Exceptions to the Dischargeability of Credit Card Debts
Many people file for Chapter 7 bankruptcy in order to discharge debts and get a fresh start with their financial lives. Most credit card debts are dischargeable through Chapter 7, which means you will not owe them once you complete the bankruptpcy.
However, there are some exceptions to the dischargeability of credit card debts. Credit card charges incurred through actual fraud, a false misrepresentation, or false pretenses are considered to be nondischargeable. There are two circumstances when credit card charges are presumed to have been incurred through fraud:
Luxury goods. If you use a single credit card to buy more than $650 worth of luxury goods or services within 90 days of filing for bankruptcy, the debt is presumed to be nondischargeable. Bankruptcy law defines "luxury goods or services" to exclude "goods or services reasonably necessary for the support or maintenance" of you or your dependents. Food, clothing, and gasoline, for example, are not ordinarily considered to be luxury goods.
Cash advances. If you use a credit card to take over $925 in cash advances within 70 days of filing bankruptcy, the debt is presumed to be nondischargeable, whether you use the advance for luxury goods or anything else.
The exceptions to discharge for luxury goods and cash advances are not absolute. Under bankruptcy law, it is presumed that any charges for luxury goods and cash advances, within the specified limits, were made through false pretenses, a false misrepresentation, or actual fraud. The presumption means that the burden is on you to demonstrate that you intended to and reasonably believed that you could repay the charge when you incurred it. This is very difficult to do.

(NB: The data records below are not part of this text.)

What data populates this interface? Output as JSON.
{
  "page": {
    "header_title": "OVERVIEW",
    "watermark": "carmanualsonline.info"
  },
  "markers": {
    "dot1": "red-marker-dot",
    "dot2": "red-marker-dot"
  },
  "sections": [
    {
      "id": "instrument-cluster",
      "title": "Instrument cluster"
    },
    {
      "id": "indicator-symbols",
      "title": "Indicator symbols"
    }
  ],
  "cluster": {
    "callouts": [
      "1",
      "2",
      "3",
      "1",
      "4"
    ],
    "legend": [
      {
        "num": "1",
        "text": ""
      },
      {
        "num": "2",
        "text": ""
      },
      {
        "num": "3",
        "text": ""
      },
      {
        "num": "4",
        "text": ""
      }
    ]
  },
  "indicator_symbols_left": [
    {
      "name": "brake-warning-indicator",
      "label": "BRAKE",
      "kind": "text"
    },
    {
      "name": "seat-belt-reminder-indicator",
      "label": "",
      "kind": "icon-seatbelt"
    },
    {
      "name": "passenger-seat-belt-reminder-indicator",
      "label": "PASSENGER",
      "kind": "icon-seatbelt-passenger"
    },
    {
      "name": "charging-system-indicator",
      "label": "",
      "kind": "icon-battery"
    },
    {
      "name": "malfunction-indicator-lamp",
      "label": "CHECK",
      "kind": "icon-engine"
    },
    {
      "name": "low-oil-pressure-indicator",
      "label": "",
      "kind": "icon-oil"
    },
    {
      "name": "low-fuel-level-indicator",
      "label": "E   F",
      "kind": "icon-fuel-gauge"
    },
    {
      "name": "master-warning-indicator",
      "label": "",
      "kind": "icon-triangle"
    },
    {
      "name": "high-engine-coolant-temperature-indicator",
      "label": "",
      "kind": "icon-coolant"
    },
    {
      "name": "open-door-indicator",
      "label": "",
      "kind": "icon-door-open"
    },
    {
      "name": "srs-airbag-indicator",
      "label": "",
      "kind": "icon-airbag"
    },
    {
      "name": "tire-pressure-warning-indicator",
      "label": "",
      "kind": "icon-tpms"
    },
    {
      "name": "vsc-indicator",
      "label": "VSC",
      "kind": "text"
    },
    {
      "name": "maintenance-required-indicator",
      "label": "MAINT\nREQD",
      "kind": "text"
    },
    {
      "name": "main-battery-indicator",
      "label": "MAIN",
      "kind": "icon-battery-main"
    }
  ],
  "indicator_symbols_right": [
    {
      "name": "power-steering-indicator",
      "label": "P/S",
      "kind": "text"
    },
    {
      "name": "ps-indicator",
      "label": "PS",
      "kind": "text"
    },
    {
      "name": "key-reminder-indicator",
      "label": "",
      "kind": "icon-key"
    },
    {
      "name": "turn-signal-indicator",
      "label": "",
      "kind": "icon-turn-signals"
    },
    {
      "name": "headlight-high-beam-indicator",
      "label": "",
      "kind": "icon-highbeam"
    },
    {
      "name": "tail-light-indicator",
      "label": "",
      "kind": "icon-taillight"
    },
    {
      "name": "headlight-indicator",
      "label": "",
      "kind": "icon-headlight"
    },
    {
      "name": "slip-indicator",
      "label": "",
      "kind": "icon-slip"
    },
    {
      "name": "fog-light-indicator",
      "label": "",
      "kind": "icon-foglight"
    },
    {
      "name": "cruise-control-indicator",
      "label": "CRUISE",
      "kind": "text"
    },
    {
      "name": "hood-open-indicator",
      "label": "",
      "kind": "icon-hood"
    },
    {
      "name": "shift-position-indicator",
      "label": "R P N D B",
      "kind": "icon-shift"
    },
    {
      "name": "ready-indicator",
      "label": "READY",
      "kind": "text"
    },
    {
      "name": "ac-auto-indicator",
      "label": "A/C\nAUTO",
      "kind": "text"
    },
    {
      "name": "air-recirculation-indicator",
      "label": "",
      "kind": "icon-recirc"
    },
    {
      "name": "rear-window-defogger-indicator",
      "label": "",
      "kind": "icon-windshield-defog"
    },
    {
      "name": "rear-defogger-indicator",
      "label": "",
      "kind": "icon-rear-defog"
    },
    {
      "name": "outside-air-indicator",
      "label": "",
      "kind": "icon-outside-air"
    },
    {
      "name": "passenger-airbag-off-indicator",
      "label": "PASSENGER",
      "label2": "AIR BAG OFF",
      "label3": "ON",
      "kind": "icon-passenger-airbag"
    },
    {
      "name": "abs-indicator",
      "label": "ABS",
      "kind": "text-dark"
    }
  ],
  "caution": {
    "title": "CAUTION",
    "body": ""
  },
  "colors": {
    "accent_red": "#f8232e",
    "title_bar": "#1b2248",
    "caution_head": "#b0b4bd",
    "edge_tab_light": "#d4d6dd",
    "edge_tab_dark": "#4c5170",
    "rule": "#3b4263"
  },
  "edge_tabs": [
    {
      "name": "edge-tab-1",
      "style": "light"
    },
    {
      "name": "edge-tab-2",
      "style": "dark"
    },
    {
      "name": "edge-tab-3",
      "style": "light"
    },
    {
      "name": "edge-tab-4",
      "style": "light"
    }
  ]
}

How the Creditor Can Challenge Dischargeability
If a credit card company wants to argue that a debt is nondischargeable, it must file a complaint with the bankruptcy court. Unless it files such a complaint, even claims for luxury goods and cash advances are discharged along with other obligations against you.
In Chapter 7 bankruptcy, the deadline for filing complaints challenging the dischargeability of a credit card debt is 60 days after the first meeting of creditors.
If a creditor files a complaint for nondischargeability, you must file a timely answer if you want to dispute the creditor's claim. If you file an answer, the bankruptcy court will hold a hearing before deciding whether or not your debt is dischargeable.
Guarantors and Cosigners on Credit Card Debt
The discharge applies only to the debtor in a bankruptcy case. It does not extend to guarantors or cosignors. If anyone else is liable for charges that you made on a credit card, they will still be liable after you file Chapter 7 bankruptcy, regardless of whether the claim is dischargeable against you.